No podemos darnos el lujo de derramar lágrimas por lo que “pudo haber sido”. Es necesario que convirtamos las lágrimas en sudor, a medida que avanzamos en busca de “lo que puede ser”.

Hemos de vivir cada momento plenamente, con todos nuestros sentidos, y aprender a gozar del jardín de nuestra casa; a disfrutar de los expresivos dibujos de un niño de seis años; a solazarnos en la encantadora belleza de un arco iris.
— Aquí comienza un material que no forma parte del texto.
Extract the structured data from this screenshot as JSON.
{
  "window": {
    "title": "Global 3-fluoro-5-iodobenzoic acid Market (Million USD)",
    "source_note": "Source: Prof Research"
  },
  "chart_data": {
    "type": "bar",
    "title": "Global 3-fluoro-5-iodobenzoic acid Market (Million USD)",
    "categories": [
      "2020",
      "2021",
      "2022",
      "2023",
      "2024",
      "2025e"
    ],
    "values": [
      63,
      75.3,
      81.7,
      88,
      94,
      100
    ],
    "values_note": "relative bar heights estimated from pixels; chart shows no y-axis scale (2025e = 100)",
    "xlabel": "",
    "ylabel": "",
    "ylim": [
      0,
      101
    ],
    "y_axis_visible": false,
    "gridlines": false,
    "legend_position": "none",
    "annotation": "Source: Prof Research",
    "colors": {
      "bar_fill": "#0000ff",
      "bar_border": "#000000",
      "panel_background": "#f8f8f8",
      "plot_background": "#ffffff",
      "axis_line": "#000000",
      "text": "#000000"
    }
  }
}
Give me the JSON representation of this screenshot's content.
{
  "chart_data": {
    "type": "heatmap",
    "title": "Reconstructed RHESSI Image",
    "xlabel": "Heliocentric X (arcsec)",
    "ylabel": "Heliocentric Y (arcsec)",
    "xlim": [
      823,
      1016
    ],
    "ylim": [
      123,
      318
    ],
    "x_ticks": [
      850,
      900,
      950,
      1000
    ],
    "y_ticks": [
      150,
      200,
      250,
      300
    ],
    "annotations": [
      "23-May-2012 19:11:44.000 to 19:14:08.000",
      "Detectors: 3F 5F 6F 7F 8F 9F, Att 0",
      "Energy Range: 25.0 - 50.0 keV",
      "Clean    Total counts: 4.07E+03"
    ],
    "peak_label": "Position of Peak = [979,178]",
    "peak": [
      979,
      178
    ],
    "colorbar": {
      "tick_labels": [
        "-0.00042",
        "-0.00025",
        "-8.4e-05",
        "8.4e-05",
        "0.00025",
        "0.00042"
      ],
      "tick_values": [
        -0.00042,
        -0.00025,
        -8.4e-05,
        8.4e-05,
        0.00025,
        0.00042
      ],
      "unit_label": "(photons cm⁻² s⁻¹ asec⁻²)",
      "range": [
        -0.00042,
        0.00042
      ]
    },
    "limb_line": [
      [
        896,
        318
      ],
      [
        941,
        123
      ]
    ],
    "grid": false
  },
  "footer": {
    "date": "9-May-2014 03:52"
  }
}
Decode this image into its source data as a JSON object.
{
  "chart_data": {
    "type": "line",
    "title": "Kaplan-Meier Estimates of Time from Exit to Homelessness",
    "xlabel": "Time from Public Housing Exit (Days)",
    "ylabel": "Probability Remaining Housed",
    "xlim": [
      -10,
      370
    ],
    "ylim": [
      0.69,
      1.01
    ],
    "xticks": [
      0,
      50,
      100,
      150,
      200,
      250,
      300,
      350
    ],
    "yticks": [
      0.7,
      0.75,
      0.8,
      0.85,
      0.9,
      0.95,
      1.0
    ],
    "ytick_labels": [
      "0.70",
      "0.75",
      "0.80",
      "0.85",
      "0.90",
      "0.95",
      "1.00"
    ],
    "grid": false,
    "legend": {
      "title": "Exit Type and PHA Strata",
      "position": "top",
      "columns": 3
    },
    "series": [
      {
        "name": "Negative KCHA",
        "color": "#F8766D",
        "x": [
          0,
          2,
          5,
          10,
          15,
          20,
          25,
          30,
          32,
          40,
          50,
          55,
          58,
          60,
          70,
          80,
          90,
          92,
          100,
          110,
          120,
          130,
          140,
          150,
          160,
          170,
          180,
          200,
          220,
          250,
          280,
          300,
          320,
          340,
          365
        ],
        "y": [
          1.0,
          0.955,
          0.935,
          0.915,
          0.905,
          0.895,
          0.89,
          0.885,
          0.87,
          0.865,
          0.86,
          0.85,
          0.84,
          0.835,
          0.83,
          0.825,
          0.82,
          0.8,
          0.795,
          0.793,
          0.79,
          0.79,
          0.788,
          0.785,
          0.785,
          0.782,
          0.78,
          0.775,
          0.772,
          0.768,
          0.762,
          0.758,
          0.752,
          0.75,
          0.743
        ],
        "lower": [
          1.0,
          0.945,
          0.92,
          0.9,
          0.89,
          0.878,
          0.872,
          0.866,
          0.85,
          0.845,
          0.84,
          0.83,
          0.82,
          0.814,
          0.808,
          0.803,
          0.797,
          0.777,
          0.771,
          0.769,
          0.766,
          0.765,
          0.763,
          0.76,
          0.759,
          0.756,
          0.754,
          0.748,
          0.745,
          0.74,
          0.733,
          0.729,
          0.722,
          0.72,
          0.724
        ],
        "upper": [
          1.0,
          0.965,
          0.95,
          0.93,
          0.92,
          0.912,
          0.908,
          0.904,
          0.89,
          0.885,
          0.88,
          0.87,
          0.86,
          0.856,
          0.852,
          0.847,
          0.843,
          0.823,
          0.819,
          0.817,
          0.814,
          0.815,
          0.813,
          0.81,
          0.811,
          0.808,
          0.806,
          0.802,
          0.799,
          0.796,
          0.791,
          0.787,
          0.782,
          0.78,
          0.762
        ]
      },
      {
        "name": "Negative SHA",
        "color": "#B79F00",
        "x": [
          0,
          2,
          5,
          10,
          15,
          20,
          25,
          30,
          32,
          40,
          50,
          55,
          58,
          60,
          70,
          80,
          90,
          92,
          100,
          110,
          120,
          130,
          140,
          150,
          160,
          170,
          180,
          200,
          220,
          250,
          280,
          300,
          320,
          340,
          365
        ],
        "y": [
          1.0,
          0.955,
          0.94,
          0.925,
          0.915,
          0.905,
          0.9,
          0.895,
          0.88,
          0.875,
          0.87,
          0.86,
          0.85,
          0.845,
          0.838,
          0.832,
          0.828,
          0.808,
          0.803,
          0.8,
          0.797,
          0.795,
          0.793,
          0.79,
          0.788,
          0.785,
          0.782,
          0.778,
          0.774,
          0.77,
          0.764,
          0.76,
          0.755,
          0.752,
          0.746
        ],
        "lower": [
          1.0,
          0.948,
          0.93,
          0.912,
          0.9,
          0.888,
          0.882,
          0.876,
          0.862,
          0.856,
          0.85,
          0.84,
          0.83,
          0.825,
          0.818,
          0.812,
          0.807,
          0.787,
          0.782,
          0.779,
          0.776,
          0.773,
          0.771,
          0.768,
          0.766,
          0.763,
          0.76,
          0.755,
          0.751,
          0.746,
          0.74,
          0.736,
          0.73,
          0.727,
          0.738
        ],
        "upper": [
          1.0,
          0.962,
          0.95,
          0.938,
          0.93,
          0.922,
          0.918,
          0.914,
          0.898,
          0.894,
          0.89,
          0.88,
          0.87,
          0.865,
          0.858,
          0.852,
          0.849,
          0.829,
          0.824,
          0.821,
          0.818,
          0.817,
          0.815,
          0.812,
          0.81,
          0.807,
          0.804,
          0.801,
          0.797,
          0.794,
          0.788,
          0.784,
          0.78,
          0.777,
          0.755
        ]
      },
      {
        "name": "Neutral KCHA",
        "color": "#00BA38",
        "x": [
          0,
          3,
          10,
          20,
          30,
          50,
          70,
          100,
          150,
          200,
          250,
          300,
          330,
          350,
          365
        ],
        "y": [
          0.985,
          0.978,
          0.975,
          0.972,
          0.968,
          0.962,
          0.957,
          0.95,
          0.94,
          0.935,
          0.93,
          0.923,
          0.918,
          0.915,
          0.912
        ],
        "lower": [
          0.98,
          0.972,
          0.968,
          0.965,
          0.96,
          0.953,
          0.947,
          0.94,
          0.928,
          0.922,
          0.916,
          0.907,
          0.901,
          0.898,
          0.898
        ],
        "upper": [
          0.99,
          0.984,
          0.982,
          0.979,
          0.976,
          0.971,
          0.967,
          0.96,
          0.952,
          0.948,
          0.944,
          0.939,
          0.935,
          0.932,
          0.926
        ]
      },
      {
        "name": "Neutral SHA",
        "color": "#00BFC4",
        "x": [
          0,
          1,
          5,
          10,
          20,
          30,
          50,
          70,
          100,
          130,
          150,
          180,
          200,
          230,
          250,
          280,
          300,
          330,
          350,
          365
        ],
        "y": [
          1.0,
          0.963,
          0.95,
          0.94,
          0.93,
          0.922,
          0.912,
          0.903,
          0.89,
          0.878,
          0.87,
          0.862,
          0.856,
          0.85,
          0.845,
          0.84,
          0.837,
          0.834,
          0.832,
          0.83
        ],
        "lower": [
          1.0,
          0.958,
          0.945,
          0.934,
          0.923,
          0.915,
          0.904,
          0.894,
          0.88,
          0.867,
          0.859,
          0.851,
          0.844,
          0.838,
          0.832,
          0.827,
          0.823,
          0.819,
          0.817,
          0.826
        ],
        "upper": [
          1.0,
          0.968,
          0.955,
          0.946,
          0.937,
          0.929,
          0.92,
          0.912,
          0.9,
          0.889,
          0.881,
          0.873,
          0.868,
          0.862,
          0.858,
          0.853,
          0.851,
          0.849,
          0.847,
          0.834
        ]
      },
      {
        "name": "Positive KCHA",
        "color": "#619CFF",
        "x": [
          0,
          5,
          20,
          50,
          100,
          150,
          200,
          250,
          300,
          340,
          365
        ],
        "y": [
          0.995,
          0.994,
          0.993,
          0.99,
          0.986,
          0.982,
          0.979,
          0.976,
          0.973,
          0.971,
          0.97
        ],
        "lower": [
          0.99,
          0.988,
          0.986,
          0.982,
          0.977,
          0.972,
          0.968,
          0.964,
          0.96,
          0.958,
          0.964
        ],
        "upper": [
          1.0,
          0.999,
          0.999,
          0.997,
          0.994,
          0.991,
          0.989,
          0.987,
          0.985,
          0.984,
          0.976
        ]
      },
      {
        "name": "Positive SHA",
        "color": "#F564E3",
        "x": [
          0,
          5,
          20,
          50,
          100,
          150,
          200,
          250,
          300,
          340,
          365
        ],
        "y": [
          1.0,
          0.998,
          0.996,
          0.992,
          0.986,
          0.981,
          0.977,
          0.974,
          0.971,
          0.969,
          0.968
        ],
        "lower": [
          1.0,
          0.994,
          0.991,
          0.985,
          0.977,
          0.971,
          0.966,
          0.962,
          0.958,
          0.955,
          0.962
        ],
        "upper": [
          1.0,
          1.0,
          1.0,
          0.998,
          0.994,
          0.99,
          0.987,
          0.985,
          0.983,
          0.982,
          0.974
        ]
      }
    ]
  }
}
Es esa entrega entusiasta y amorosa a la vida lo que hará que nuestra mirada brille, que nuestro andar sea garboso y que se desvanezcan las arrugas de nuestra alma. De esta manera, este dios interior, el entusiasmo, se convertirá en un arte en lo exterior, y entonces ya no nos desesperaremos por querer saber qué sentido tiene la vida: le daremos sentido con el propio existir.